Ne nous emmêlons pas les doigts avec le multimédia

Plus les technologies de publication progressent, plus les mentalités évoluent, et plus les journalistes font preuve d’audace dans leurs reportages multimédias. Les lecteurs de ce blog connaissent déjà MediaStorm et Flyp, les diaporamas de MediaPart, il y a Dipity qui permet de publier des lignes temporelles, Vuvox, qui permet de réaliser des collages multimédias, comme ce reportage au bout de la chaîne de recyclage des composants électroniques en Chine, Picasa, Flickr, et d’autres plates-formes sont utilisées par les mêmes reporters en Haïti… Le but étant à chaque fois de s’extraire des contraintes linéaires de publication, moules hérités du papier ou de la télé, pour permettre au lecteur d’être actif pendant sa consommation de l’info, et lui offrir de nombreuses clés de contextualisation, à portée de clic, tout en utilisant meilleur média disponible selon l’information à transmettre. C’est ça l’avenir du journalisme en ligne de qualité, c’est la force de ce média protéiforme.

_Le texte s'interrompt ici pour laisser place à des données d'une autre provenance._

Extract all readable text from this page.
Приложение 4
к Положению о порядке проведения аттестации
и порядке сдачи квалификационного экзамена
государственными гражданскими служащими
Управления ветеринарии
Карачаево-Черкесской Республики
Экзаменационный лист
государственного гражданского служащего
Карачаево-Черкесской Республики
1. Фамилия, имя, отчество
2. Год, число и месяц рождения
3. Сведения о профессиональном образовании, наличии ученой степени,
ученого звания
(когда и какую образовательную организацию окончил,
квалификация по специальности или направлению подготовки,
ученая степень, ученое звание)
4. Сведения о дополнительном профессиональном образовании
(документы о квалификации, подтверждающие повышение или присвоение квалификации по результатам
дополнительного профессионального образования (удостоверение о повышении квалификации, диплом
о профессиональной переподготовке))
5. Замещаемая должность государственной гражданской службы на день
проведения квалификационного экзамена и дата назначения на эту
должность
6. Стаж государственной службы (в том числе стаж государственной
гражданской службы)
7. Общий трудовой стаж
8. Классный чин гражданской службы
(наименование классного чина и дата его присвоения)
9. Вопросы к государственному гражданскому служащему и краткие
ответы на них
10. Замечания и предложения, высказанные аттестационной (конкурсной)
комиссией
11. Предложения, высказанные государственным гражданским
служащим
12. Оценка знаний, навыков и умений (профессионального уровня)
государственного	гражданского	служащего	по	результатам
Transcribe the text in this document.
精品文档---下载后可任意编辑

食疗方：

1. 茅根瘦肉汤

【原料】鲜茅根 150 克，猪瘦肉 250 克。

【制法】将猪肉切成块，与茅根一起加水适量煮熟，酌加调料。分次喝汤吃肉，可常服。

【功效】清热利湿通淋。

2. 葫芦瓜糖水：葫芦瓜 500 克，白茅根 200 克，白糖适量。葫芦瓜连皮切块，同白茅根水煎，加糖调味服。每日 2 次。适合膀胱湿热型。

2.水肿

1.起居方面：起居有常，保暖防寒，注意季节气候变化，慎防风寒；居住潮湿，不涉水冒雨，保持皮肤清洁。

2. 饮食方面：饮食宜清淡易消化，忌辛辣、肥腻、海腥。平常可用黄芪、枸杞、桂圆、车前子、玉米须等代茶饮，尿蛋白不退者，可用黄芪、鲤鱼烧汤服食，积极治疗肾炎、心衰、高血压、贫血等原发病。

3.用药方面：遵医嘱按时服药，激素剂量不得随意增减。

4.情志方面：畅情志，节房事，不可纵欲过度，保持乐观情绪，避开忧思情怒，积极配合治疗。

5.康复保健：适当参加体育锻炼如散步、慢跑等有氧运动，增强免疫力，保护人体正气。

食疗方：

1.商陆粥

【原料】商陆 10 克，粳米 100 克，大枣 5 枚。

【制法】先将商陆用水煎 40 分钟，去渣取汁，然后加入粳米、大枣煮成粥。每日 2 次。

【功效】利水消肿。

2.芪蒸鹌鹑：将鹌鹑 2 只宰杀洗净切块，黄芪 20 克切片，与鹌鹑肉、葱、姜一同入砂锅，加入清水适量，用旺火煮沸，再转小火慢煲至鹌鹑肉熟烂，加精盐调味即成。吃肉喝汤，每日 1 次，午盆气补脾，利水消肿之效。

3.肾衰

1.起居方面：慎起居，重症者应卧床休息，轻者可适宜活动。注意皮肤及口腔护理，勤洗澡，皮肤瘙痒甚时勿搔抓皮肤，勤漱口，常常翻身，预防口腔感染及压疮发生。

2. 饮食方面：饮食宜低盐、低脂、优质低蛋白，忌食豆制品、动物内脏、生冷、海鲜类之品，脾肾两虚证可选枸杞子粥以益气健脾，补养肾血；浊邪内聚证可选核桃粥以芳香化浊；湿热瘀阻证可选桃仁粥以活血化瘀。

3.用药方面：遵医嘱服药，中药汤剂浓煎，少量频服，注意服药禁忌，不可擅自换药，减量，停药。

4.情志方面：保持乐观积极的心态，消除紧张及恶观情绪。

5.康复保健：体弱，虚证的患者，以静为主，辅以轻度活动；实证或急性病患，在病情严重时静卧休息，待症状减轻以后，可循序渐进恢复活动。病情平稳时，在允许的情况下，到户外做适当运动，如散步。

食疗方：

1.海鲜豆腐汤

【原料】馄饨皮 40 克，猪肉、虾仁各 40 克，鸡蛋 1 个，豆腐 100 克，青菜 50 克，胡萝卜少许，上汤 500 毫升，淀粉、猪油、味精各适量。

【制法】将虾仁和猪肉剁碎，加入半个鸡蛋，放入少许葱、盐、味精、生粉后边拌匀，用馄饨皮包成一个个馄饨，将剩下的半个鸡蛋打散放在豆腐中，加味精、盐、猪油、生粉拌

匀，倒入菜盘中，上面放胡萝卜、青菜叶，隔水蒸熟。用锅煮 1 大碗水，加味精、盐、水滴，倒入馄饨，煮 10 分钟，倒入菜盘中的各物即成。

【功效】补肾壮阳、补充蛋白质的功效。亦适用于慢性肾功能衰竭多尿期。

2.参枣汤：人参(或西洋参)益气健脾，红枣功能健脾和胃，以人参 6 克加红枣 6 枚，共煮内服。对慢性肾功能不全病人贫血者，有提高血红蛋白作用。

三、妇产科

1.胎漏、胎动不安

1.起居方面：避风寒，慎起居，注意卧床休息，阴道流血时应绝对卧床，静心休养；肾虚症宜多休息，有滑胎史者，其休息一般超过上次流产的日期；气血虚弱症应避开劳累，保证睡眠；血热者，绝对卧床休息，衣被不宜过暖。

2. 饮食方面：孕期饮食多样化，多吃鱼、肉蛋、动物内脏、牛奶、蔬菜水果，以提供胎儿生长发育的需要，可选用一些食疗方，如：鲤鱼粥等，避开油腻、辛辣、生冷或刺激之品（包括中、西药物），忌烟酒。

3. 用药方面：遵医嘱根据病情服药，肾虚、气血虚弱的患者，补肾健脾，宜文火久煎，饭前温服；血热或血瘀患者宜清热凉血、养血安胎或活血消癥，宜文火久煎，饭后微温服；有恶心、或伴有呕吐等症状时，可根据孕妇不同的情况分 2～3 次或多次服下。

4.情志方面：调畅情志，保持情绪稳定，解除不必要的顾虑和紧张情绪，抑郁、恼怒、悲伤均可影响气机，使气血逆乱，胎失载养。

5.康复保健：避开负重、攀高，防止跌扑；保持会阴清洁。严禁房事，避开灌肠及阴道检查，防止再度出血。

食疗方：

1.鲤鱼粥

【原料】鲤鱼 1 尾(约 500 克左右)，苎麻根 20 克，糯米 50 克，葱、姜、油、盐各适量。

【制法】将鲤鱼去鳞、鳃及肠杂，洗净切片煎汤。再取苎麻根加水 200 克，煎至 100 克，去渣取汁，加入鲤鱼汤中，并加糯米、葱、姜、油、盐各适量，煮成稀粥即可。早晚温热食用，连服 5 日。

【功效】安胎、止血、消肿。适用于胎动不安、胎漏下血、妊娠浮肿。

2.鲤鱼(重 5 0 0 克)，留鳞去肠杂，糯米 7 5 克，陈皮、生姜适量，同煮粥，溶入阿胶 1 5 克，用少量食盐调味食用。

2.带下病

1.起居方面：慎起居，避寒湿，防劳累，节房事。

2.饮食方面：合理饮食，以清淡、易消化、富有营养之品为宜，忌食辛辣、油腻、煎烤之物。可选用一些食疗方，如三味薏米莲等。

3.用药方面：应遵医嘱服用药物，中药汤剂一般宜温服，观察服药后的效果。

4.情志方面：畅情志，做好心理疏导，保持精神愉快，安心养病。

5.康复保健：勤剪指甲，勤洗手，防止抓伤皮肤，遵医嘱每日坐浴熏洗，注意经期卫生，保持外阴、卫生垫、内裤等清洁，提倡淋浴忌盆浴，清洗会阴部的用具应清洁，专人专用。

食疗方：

Le webreportage a été poussé très loin par une agence de production de contenu multimédia, HonkyTonk, dans cette aventure dans les mines de charbon de Chine, la source principale d’énergie pour l’usine de la planète, publiée sur LeMonde.fr. Si vous n’avez pas encore vu ce reportage, courrez-y, mettez le son à fond, le plein écran et asseyez-vous confortablement. Puis revenez ici, j’ai deux-trois trucs à vous dire.

Interlude.

Alors vous voilà de retour, vous avez été emmené dans les noires vallées de Chine. Vous avez posé des questions plus ou moins gênantes et vous avez probablement rencontré à plusieurs reprises un responsable du Parti communiste chinois, vous invitant à retourner à Pékin. Mais comme vous êtes un vrai journaliste, du genre de ceux qui en ont, vous ne vous êtes pas laissé faire et, n’écoutant que votre courage, inspiré par Albert Londres, vous avez recueilli la vraie parole des mineurs du fond.

Sauf que… ce voyage de journaliste n’a jamais eu lieu. Comme les auteurs l’expliquent dans une interview publiée dans Le Monde, ils ne se sont pas faits arrêter par les autorités chinoises, les voix qu’on entend ne sont pas celles des personnes que l’on voit sur les photos, et ils ont dû prendre des libertés avec les faits pour construire leur histoire. Les auteurs affirment dans l’interview qu’il y a un « avertissement » au départ, je ne l’ai pas vu (mais j’étais probablement trop occupé à savourer les superbes photos et à déguster l’exceptionnel environnement sonore).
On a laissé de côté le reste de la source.